For many years, the station featured Classic Rock’s Top 500 Countdown over Labor Day Weekend. Listeners would help determine the list and rankings by voting for their favorite songs of all time. WYSP hosts would ask listeners to mail in a postcard ranking their top 3 songs of all time, from which various station employees would cull and order the ultimate top 500. In 1991, my senior year of high school, I mailed three such postcards to the station.

One ranked the following 3 songs: 1) Stairway to Heaven, Led Zeppelin; 2) Deacon Blues, Steely Dan; 3) Comfortably Numb, Pink Floyd

The second listed these songs: 1) Sugar Magnolia, Grateful Dead; 2) A Day In The Life, The Beatles; 3) Scenes From an Italian Restaurant, Billy Joel

And the third listed these songs: 1) Funeral for a Friend, Elton John; 2) After the Goldrush, Neil Young; 3) Like a Rolling Stone, Bob Dylan

I left for college that August, never getting to hear the countdown that year.

Tuesday after Labor Day I got a message in my dorm room from my father. I returned his call and he asked me if I was sitting down. I lied and said yes. He then asked if I happened to have sent any postcards to any radio stations before I left for school.

I wracked my brain, and told him I had. “Why?” I asked.

“You are amazing,” he informed me. “Remi [your cousin] called me first. She was pretty sure she heard your name announced on WYSP as the winner of their Labor Day 500 contest.”
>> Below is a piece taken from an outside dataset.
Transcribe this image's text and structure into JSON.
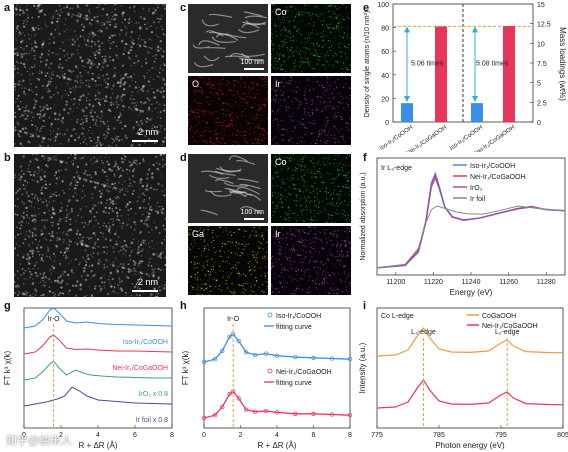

My heart was in my throat and I got a little dizzy from excitement. It was already hot in my non-air conditioned dorm in early September North Carolina. I was sweating.

“Ok,” I managed to reply, hoping to urge my father to get to the point.
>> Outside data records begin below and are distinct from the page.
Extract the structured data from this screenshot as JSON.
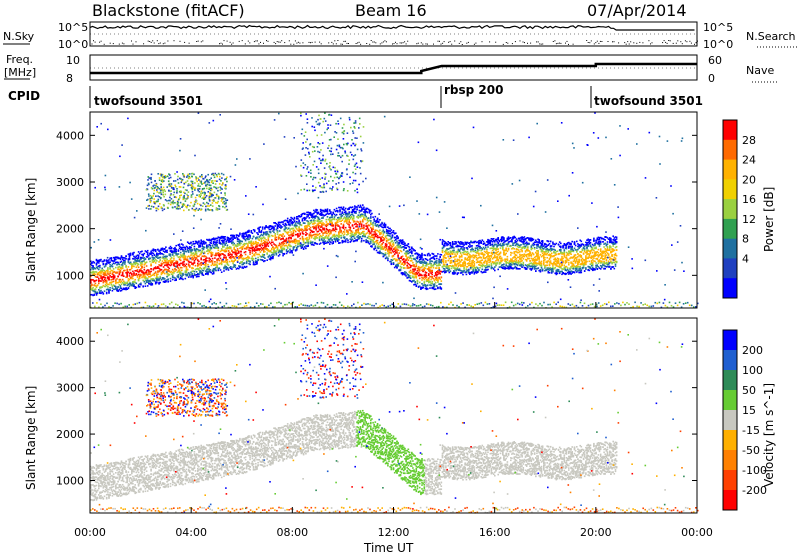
{
  "header": {
    "title": "Blackstone (fitACF)",
    "beam": "Beam 16",
    "date": "07/Apr/2014"
  },
  "panels": {
    "nsky_label": "N.Sky",
    "nsearch_label": "N.Search",
    "freq_label_1": "Freq.",
    "freq_label_2": "[MHz]",
    "nave_label": "Nave",
    "cpid_label": "CPID",
    "nsky_ticks": [
      "10^5",
      "10^0"
    ],
    "nsearch_ticks": [
      "10^5",
      "10^0"
    ],
    "freq_ticks": [
      "10",
      "8"
    ],
    "nave_ticks": [
      "60",
      "0"
    ]
  },
  "cpid_segments": [
    {
      "label": "twofsound 3501",
      "start": 0.0
    },
    {
      "label": "rbsp 200",
      "start": 13.9
    },
    {
      "label": "twofsound 3501",
      "start": 20.0
    }
  ],
  "chart_data": [
    {
      "type": "heatmap",
      "title": "",
      "xlabel": "",
      "ylabel": "Slant Range [km]",
      "xlim": [
        0,
        24
      ],
      "ylim": [
        300,
        4500
      ],
      "yticks": [
        "1000",
        "2000",
        "3000",
        "4000"
      ],
      "colorbar_label": "Power [dB]",
      "colorbar_ticks": [
        "28",
        "24",
        "20",
        "16",
        "12",
        "8",
        "4"
      ],
      "colorbar_colors": [
        "#ff0000",
        "#ff6a00",
        "#ffb200",
        "#f0d000",
        "#9ad040",
        "#30a050",
        "#1f70a0",
        "#1f40c0",
        "#0000ff"
      ]
    },
    {
      "type": "heatmap",
      "title": "",
      "xlabel": "Time UT",
      "ylabel": "Slant Range [km]",
      "xlim": [
        0,
        24
      ],
      "ylim": [
        300,
        4500
      ],
      "xticks": [
        "00:00",
        "04:00",
        "08:00",
        "12:00",
        "16:00",
        "20:00",
        "00:00"
      ],
      "yticks": [
        "1000",
        "2000",
        "3000",
        "4000"
      ],
      "colorbar_label": "Velocity [m s^-1]",
      "colorbar_ticks": [
        "200",
        "100",
        "50",
        "15",
        "-15",
        "-50",
        "-100",
        "-200"
      ],
      "colorbar_colors": [
        "#0000ff",
        "#1f5fd0",
        "#2e8b57",
        "#66cc33",
        "#c8c8c0",
        "#ffb000",
        "#ff8000",
        "#ff4000",
        "#ff0000"
      ]
    }
  ]
}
“Well they called the house and left a message today.  I called them back and sure enough, your postcard was drawn. You won.”
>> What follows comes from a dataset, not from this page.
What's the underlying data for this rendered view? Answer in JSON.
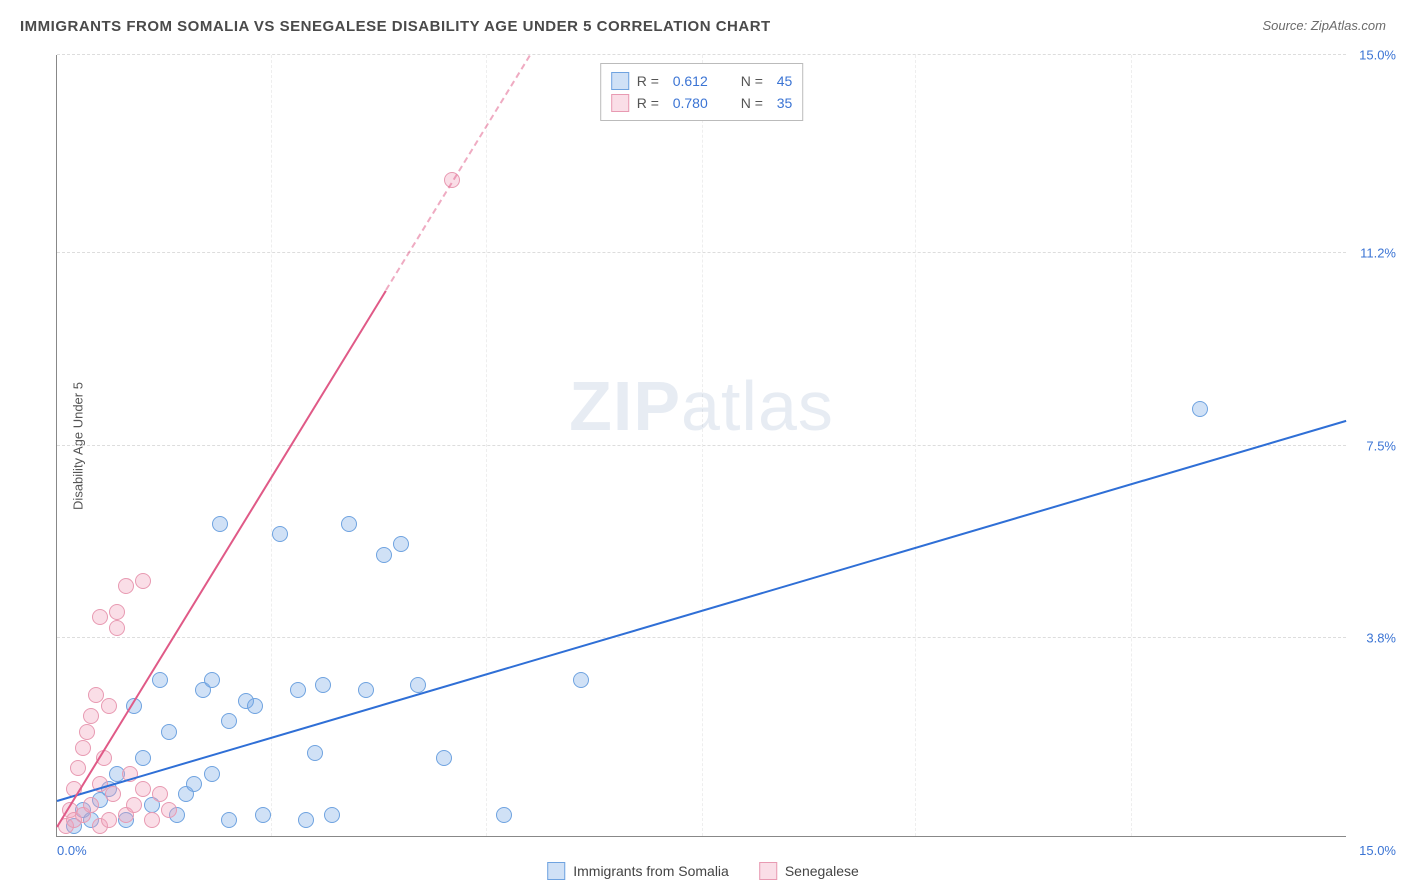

“Did they say what I won?” I asked, fairly sure I already knew the answer.

“Yup. Every song on the countdown, on compact disc, and a Yamaha rack system with five CD-changer and six speakers. Pretty serious prize. Just wanted to let you know the goings on back home and keep you up to date. I will let you know when and how they want you to claim the prize.”

“Me? Dad, I am in college 500 miles away. Can’t you pick it up? I’ll make it worth your while.”

“Well I don’t know.  Your name was on the card. If they let me claim the prize, I will be happy to. Otherwise, maybe you can get it over Thanksgiving.”

“Holy shit.”

“Holy shit is right. Congratulations. This should make the transition to college a little better, no?”

“I am speechless. Thanks dad. I love you. Say hi to Mom and Mel.”

“Will do.”

My CD collection grew by 341 discs. The sponsoring music store even allowed me to exchange my doubles for anything in their store, even exchange. The new stereo was too big and expensive for the college experience, and thus did not make the trek to Durham. Sure, some of the songs overlapped on compilation and greatest hits albums. I even got a couple box sets. But the vast majority of songs came on unique, original albums with colorful and playful cover artwork.

I received every Beatles and Rolling Stones album ever released, as they were the two bands with the most songs on the top 500 list.

I still remember sampling the goods with my buddy Marc as he drove us to and from school a few times a year. The rest were unveiled at my own pace and became a significant part of the soundtrack of my collegiate years. Deep tracks on many of the discs yielded musical gems never played on stations like WYSP. I devoured them eagerly.

So thank you WYSP for playing the soundtrack of my formative years, and for providing that playlist to me in the form of an incredible prize, which allowed me to continue to revel in some of the best music ever created for years to come. I will always remember you as my favorite terrestrial radio station of all time and the left-most button (preset number 1) of every car I drove in the Philadelphia area.